第4話 出会いの日 快晴④

「教えてあげる。感情がわからないってことがどういうことか」


 日照雨さんの表情が先ほどまでの柔らかい表情に戻る。

 それに僕は少しだけ安心感を得る。


「じゃあまず天空くんに問題です。私たち人間は幸せだから幸せだって知る? それとも幸せだと知ることで幸せになる? どっちかな」


 体育座りをした両ひざの上に右の頬を乗せ、右手でピースをしながら僕に選択を迫る。


 幸せだから幸せだと知る。

 幸せだと知ることで幸せになる。


 一見同じように思えるが、その内実は異なる。

 上手く言葉にできないが、「幸せだと知ることで幸せになる」

 そんなことはきっとありえない。


「前者……だと思う」


 歯切れの悪い回答になってしまった。

 哲学的問答は苦手だ。


 日照雨さんは僕の答えを聞いて、ピースをしていた右手をぎゅっと握る。


「正解――流石だね天空くん」

 膝に顔を預けたままこちらに優しい微笑みを浮かべる。

その笑みは向けられた者を暖めるような作用があるのではと勘違いしてしまうほど柔らかい。

「二択だから流石も何もないと思うけど」

「いやいや天空くんは考えている顔していたから勘で答えてないってことはわかるよ。それにこういうのって考えるのが大事って言わない?」


 まぁ考えないよりも考えた方が自分の思考が整理される感覚はある。


「それでその質問と日照雨さんの感情がわからないとどう関係があるの?」

 早く本題に入りたくて、その先を求めてしまう。


「あはは。そんなに急かさなくても今から言うってー。急がば回れって言うでしょ?」


 日照雨さんは僕から視線を外して正面を向く。

 僕の視界には彼女の横顔が映る。

また――表情が変わる。

空から寒色の絵具が彼女の顔にムラなく塗られているような感覚。


 ゆっくりと深呼吸をする。

 そして――声を出すために小さくを息を吸う。


 僕の聴覚はそれを逃さなかった。


 ――今から始まる。

 僕は瞬時に聞く覚悟を決める。


「幸せだから幸せだってわかる。そう皆思っている。うん。だってそれが当たり前だしね。感情もねそれと同じなの。嬉しいから嬉しいと知るんだよ。でもね、きっと私は違うんだ。嬉しいと知ることで嬉しくなるし、悲しいと知ることで悲しくなるの。私の心はこれと同じなんだよ。私はその根本が自分でわからない。だから私は私の感情がわからないんだよ」


 それじゃあまるで君の感情は――


 日照雨さんは乾燥して固まった絵具で塗られたかのような笑みを浮かべる。


 僕の反応を待たずに彼女は続ける。


「私は私の感情がわからないけど、感情がないわけではきっとないの。だって私は笑うし、涙だって流すしね。でも、笑った次の瞬間には、泣いた次の瞬間には、どうして私は笑っているのか、泣いているのかそれがわからなくなるの」


絞られ切った喉から発せれる声。それは彼女の苦悩を何よりも明確に表明していた。


 感情の欠如ではない。

 


 自分がどうして笑っているのか、泣いているのかがわからない。それがどんな感覚なのかは僕には到底想像できない。

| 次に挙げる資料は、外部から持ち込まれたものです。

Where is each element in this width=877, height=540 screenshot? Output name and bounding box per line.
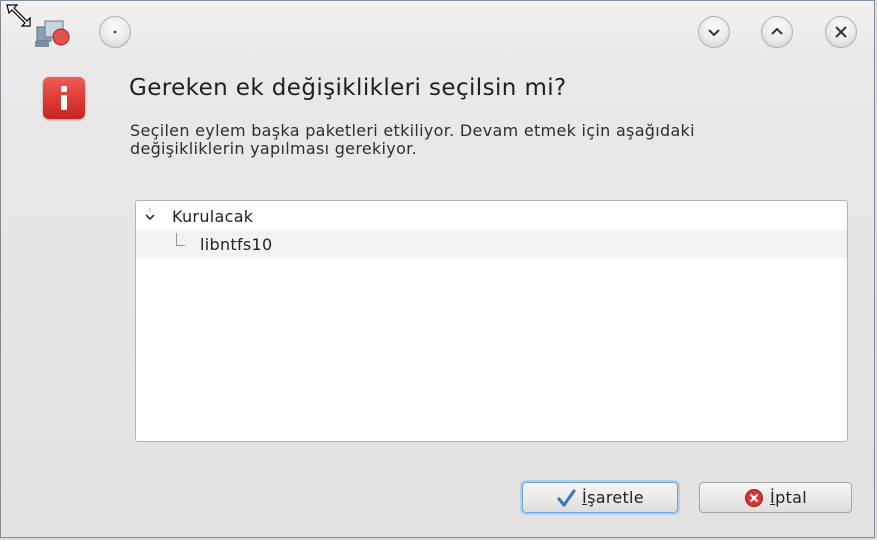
window-menu-button[interactable] xyxy=(99,16,131,48)
cancel-label-rest: ptal xyxy=(775,488,807,507)
minimize-button[interactable] xyxy=(698,16,730,48)
maximize-button[interactable] xyxy=(761,16,793,48)
confirm-label-rest: şaretle xyxy=(587,488,644,507)
changes-tree[interactable]: Kurulacak libntfs10 xyxy=(135,200,848,442)
chevron-down-icon[interactable] xyxy=(144,208,158,224)
chevron-up-icon xyxy=(771,27,783,35)
tree-group-row[interactable]: Kurulacak xyxy=(136,202,847,230)
dialog-description: Seçilen eylem başka paketleri etkiliyor.… xyxy=(130,121,695,158)
confirm-button-label: İşaretle xyxy=(582,488,644,507)
circle-dot-icon xyxy=(113,30,117,34)
cancel-button[interactable]: İptal xyxy=(699,482,852,513)
checkmark-icon xyxy=(557,488,576,507)
close-button[interactable] xyxy=(825,16,857,48)
chevron-down-icon xyxy=(708,29,720,37)
confirm-button[interactable]: İşaretle xyxy=(522,482,678,513)
tree-group-label: Kurulacak xyxy=(172,206,254,226)
cancel-icon xyxy=(745,488,764,507)
tree-item-row[interactable]: libntfs10 xyxy=(136,230,847,258)
info-icon xyxy=(43,77,85,119)
tree-branch-line xyxy=(176,233,185,246)
dialog-window: Gereken ek değişiklikleri seçilsin mi? S… xyxy=(0,0,875,538)
tree-item-label: libntfs10 xyxy=(200,234,273,254)
package-manager-icon xyxy=(35,20,70,47)
dialog-heading: Gereken ek değişiklikleri seçilsin mi? xyxy=(129,75,567,101)
cancel-button-label: İptal xyxy=(770,488,807,507)
close-icon xyxy=(835,26,847,38)
info-glyph xyxy=(61,86,67,110)
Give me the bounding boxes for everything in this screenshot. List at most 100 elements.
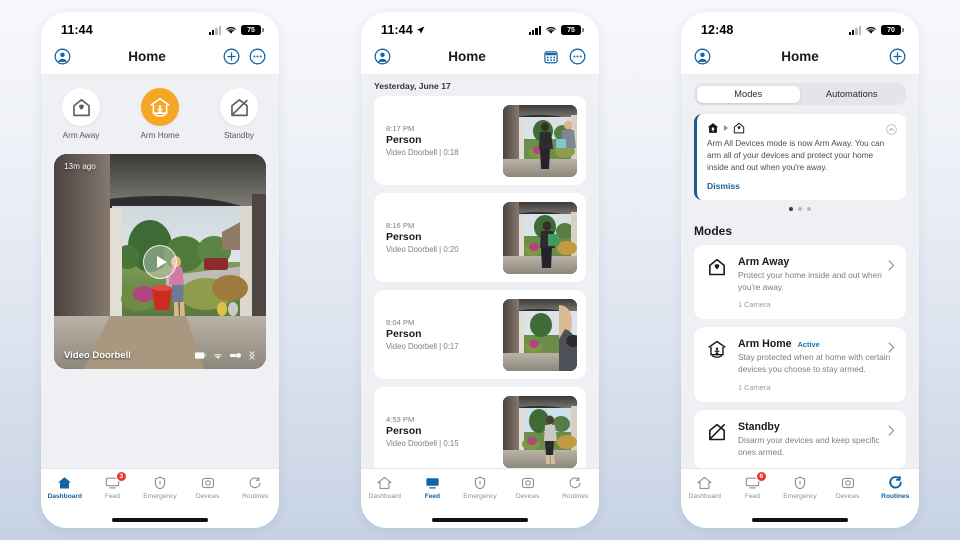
camera-preview-card[interactable]: 13m ago Video Doorbell (54, 154, 266, 369)
location-arrow-icon (416, 26, 425, 34)
tab-label: Emergency (463, 493, 497, 500)
list-item[interactable]: 4:53 PM Person Video Doorbell | 0:15 (374, 387, 586, 468)
account-circle-icon[interactable] (374, 48, 391, 65)
mode-chip-label: Arm Home (140, 131, 180, 140)
house-person-icon (141, 88, 179, 126)
tab-dashboard[interactable]: Dashboard (681, 475, 729, 500)
feed-screen: Yesterday, June 17 8:17 PM Person Video … (361, 74, 599, 468)
list-item[interactable]: 8:16 PM Person Video Doorbell | 0:20 (374, 193, 586, 282)
mode-card-standby[interactable]: Standby Disarm your devices and keep spe… (694, 409, 906, 468)
tab-modes[interactable]: Modes (696, 85, 800, 103)
chevron-right-icon[interactable] (888, 340, 895, 358)
plus-circle-icon[interactable] (889, 48, 906, 65)
mode-description: Stay protected when at home with certain… (738, 352, 891, 375)
tab-automations[interactable]: Automations (800, 86, 904, 103)
event-thumbnail[interactable] (503, 298, 577, 371)
tab-bar: Dashboard 6 Feed Emergency Devices Routi… (681, 468, 919, 512)
mode-chip-arm-away[interactable]: Arm Away (53, 88, 109, 140)
mode-chip-standby[interactable]: Standby (211, 88, 267, 140)
status-time: 12:48 (701, 23, 734, 37)
tab-routines[interactable]: Routines (871, 475, 919, 500)
more-circle-icon[interactable] (249, 48, 266, 65)
battery-level: 70 (887, 26, 895, 34)
tab-emergency[interactable]: Emergency (136, 475, 184, 500)
camera-icon (521, 475, 535, 490)
shield-icon (473, 475, 487, 490)
tab-feed[interactable]: 6 Feed (729, 471, 777, 500)
status-bar: 11:44 75 (41, 12, 279, 42)
tab-devices[interactable]: Devices (184, 475, 232, 500)
more-circle-icon[interactable] (569, 48, 586, 65)
notification-message: Arm All Devices mode is now Arm Away. Yo… (707, 139, 885, 172)
wifi-icon (546, 27, 556, 34)
mode-chip-label: Standby (223, 131, 255, 140)
event-thumbnail[interactable] (503, 395, 577, 468)
event-thumbnail[interactable] (503, 201, 577, 274)
mode-name: Standby (738, 420, 780, 433)
battery-level: 75 (247, 26, 255, 34)
list-item[interactable]: 8:04 PM Person Video Doorbell | 0:17 (374, 290, 586, 379)
tab-routines[interactable]: Routines (551, 475, 599, 500)
event-time: 8:16 PM (386, 220, 415, 230)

 小さい頃から感情が表に出る出来事があるから笑って、泣く。それは当たり前すぎて誰も疑いもしない現象。


 でも、僕の目の前にはそんな当たり前だと思われることでさえ、当てはまることのない人がいる。


 他人の感情がわからない。きっと僕以外の人にはそれが当たり前だ。

 推測はできても断定は絶対にできない。


 そして、僕にはそんな当たり前がない。


 彼女の気持ちがわかるなんてそんなことは口が裂けても言えない。

 けれど僕もある意味「当たり前がない」側。


 僕らがこうして出会うのは偶然ではなかったのかもしれない。


「運命」という使い古された表現。

 神様の悪戯とも暇つぶしとも言い表される運命それはこれまで一体どれだけの人の人生を狂わせ、そして――引き合わせてきたのか。


 僕と日照雨さんは生まれ持って神様の悪戯の標的になった者同士。


 それはやはり運命と言うほかないのかもしれない。